Zunächst war man voller Hoffnung, weil man uns ja klar gemacht hatte, in was für einem Staat wir gelebt hatten. Das heißt, das wussten wir an und für sich schon. Und nun mit der Maßgabe, jetzt wird alles besser. Bloß, als sie kurze Zeit danach unsere Lebensmittel alle rausschmissen. Ich arbeitete beim Handelstransport, und wir mussten Fahrzeuge zur Verfügung stellen, um die Lebensmittel aus den Lebensmittelhallen abzutransportieren und es wurde vollgepackt mit Westwaren. Ja, das war das erste Erlebnis. Das zweite war dann kurze Zeit danach, als unser Betrieb aufgelöst und praktisch abgewickelt wurde. Warum? Weiß man bis heute noch nicht. Jedenfalls waren wir wahrscheinlich eine Konkurrenz gewesen und die musste beseitigt werden. Anders kann man sich das nicht erklären. So ist das ja nicht nur mit uns alleine gegangen, da sind ja auch die anderen Betriebe. Und da kam an und für sich das große Kuriosum. Hülsmann [vom Sender RIAS; Anm. d. Red.] sagte: Also gut, jetzt haben wir die Freiheit, jetzt haben wir die Demokratie.

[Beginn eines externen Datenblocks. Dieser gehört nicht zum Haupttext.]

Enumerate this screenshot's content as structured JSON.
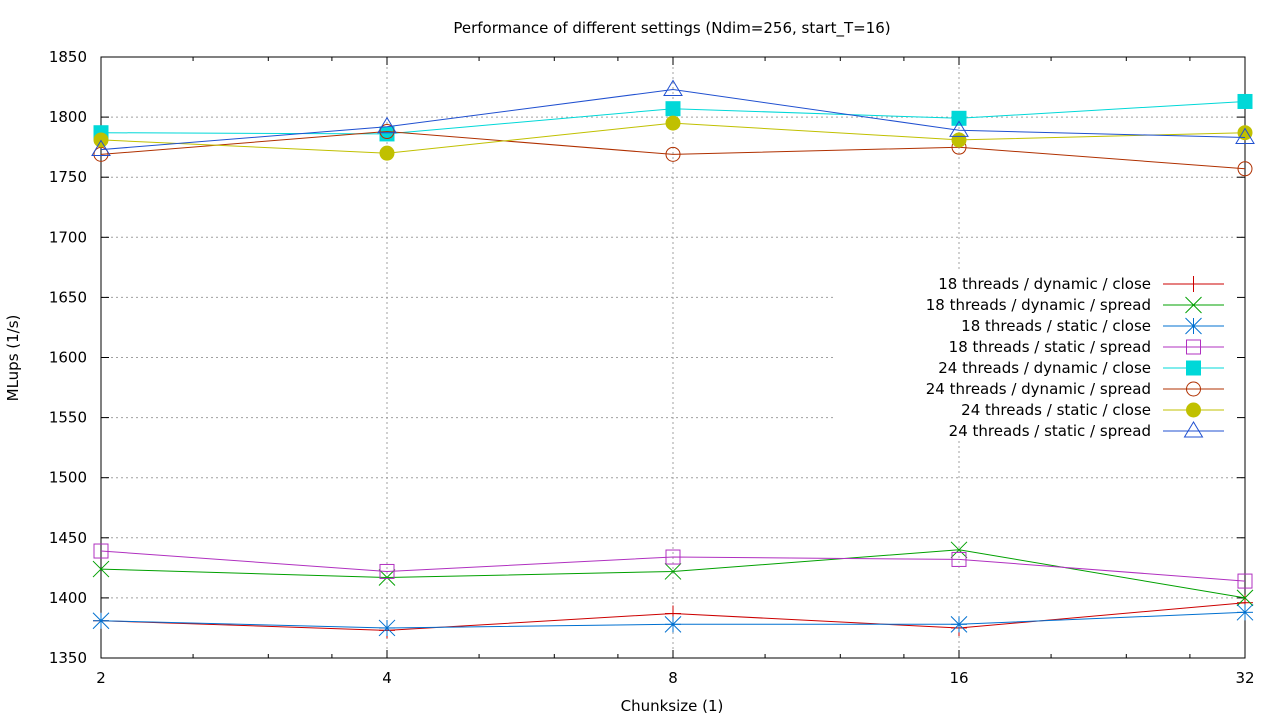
{
  "chart_data": {
    "type": "line",
    "title": "Performance of different settings (Ndim=256, start_T=16)",
    "xlabel": "Chunksize (1)",
    "ylabel": "MLups (1/s)",
    "x_scale": "log2",
    "x": [
      2,
      4,
      8,
      16,
      32
    ],
    "x_ticks": [
      "2",
      "4",
      "8",
      "16",
      "32"
    ],
    "ylim": [
      1350,
      1850
    ],
    "y_ticks": [
      "1350",
      "1400",
      "1450",
      "1500",
      "1550",
      "1600",
      "1650",
      "1700",
      "1750",
      "1800",
      "1850"
    ],
    "grid": true,
    "legend_position": "right",
    "series": [
      {
        "name": "18 threads / dynamic / close",
        "color": "#cc0000",
        "marker": "plus",
        "values": [
          1381,
          1373,
          1387,
          1375,
          1396
        ]
      },
      {
        "name": "18 threads / dynamic / spread",
        "color": "#00a000",
        "marker": "cross",
        "values": [
          1424,
          1417,
          1422,
          1440,
          1400
        ]
      },
      {
        "name": "18 threads / static / close",
        "color": "#0070d0",
        "marker": "star",
        "values": [
          1381,
          1375,
          1378,
          1378,
          1388
        ]
      },
      {
        "name": "18 threads / static / spread",
        "color": "#b030c0",
        "marker": "square-open",
        "values": [
          1439,
          1422,
          1434,
          1432,
          1414
        ]
      },
      {
        "name": "24 threads / dynamic / close",
        "color": "#00d8d8",
        "marker": "square-filled",
        "values": [
          1787,
          1786,
          1807,
          1799,
          1813
        ]
      },
      {
        "name": "24 threads / dynamic / spread",
        "color": "#b03000",
        "marker": "circle-open",
        "values": [
          1769,
          1788,
          1769,
          1775,
          1757
        ]
      },
      {
        "name": "24 threads / static / close",
        "color": "#c0c000",
        "marker": "circle-filled",
        "values": [
          1781,
          1770,
          1795,
          1781,
          1787
        ]
      },
      {
        "name": "24 threads / static / spread",
        "color": "#2050d0",
        "marker": "triangle-open",
        "values": [
          1773,
          1792,
          1823,
          1789,
          1783
        ]
      }
    ]
  }
}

Aber letzten Endes: Was haben wir jetzt? Und das gab uns und mir persönlich zu denken.
3. Wie haben Sie sich 1989 die Zukunft vorgestellt?
Also, dass ich auf alle Fälle arbeiten kann, meine Arbeit beibehalte. Ich bin vom Prinzip her gerne arbeiten gegangen. Ich bin natürlich nicht so vermessen, dass mir jeder Tag gleich gewesen ist. Manchmal konnte man den Tag auch irgendwie in den Mond schießen. Aber ansonsten bin ich gerne arbeiten gegangen und wollte an und für sich bis zu meinem Rentenalter da meine Arbeit verbringen, und dann einen schönen Ruhestand genießen. Weit gefehlt!
4. Welche Erinnerung an die DDR ist für Sie die wichtigste?
Grundsätzlich das soziale Wesen. Es gab keine Arbeitslosen. Das Gesundheitswesen war auf Zack gewesen. Die Frauen hatten keine Probleme mit ihren Kindern, wegen den Kindergärten und so weiter. Also, praktisch rundum das soziale Netz. Dann auch das Schulwesen, das sich völlig änderte. Die Unterteilung in unterschiedlichen Ländern, dass jedes Land sein eigenes Schulwesen hatte, das kannten wir nicht. Wir konnten von der Ostsee bis hoch ins Erzgebirge fahren, überall war die gleiche Schule. Für die Kinder sehr angenehm, falls mal ein Umzug war. Das ist alles weg. Und das waren an und für sich sehr gute Sachen.
5. Was wünschen Sie sich für die Zukunft?
Dass endlich so gehandelt wird, dass wir alle gleichberechtigt sind. Gleichberechtigt: steuermäßig, arbeitsmäßig und entgeltmäßig. Die Einigung Europas ist eine schöne Sache. Aber dass in Deutschland nicht mal vorher die Einigkeit gemacht worden ist, das ist an und für sich unbegreiflich. Denn wir sind zwar ein Land, aber doch sehr unterschiedlich.